2. The biomass pyrolysis furnace with the detachable vertical semicircular pipe body as claimed in claim 1, wherein: the feeding area (1) comprises a feeding barrel (101), a feeding funnel (102), a U-shaped support (103) and a pneumatic feeding device, a supporting rod (105) is arranged on one side of the feeding funnel (102), the top of the supporting rod (105) is fixedly connected with one side of the feeding barrel (101), the U-shaped support (103) is vertically arranged downwards, two ends of the U-shaped support (103) are fixed to two sides of the feeding funnel (102) respectively, and the pneumatic feeding device is arranged at the lower end of the top of the U-shaped support (103).

3. The biomass pyrolysis furnace with the detachable vertical semicircular pipe body as claimed in claim 2, wherein: the pneumatic feeding device comprises two pneumatic telescopic rods (104), one end of each of the two pneumatic telescopic rods (104) is fixedly connected with the lower end of the top of the U-shaped support (103), and the other end of each of the two pneumatic telescopic rods is provided with a pressing sealing block (106) corresponding to the semicircular vertical pipe (5).

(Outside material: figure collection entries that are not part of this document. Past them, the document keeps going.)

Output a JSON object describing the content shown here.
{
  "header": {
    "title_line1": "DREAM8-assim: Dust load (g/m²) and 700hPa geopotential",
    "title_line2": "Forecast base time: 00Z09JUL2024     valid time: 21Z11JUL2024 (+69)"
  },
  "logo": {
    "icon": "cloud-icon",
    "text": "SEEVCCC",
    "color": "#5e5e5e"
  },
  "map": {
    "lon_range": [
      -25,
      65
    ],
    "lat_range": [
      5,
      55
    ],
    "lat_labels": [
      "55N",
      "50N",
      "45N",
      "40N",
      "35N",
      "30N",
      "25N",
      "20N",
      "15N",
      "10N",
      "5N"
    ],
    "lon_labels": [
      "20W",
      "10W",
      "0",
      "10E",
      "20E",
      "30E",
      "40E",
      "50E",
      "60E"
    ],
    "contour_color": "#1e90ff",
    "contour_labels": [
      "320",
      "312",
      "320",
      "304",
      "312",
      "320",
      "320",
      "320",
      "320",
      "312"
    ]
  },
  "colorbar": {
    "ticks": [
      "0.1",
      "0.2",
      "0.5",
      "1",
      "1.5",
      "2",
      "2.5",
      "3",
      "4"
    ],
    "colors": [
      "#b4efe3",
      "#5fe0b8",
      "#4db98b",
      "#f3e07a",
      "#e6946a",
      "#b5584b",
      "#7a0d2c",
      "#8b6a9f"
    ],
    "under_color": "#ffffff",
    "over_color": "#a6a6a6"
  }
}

4. The biomass pyrolysis furnace with the detachable vertical semicircular pipe body as claimed in claim 1, wherein: the baffle plates (19) in the preheating flame path (9), the carbonization flame path (10) and the cooling water channel (11) are arranged at intervals in the opposite direction from top to bottom.

5. The biomass pyrolysis furnace with the detachable vertical semicircular pipe body as claimed in claim 1, wherein: the pneumatic stop valve (8) comprises two semicircular rotating plates (801), a short shaft (802), a long shaft (803) and two toggle joints (804) corresponding to the semicircular vertical pipes (5), opposite sides of the two semicircular rotating plates (801) are fixedly connected with the short shaft (802) and the long shaft (803) respectively, two ends of the short shaft (802) and two ends of the long shaft (803) penetrate through the outer wall of the furnace body, bearing seats (805) are arranged at two ends of the short shaft (802) and two ends of the long shaft (803), two ends of the short shaft (802) are connected with two ends of the corresponding long shaft (803) through the two toggle joints (804), and two ends of the long shaft (803) are provided with central trunnion type cylinders (806).

6. The biomass pyrolysis furnace with the detachable vertical semicircular pipe body as claimed in claim 1, wherein: two aluminum silicate heat-insulating layers are arranged on the outer wall of the furnace body, and a 316L stainless steel layer is arranged on the outer wall of each aluminum silicate heat-insulating layer.

7. The biomass pyrolysis furnace with the detachable vertical semicircular pipe body as claimed in claim 1, wherein: the preheating zone (2), the carbonization zone (3) and the cooling zone (4) are respectively provided with thermocouples (20) for measuring the internal temperature of the semicircular vertical pipe (5), the internal temperature of the preheating flame path (9), the internal temperature of the carbonization flame path (10) and the internal temperature of the cooling water path (11).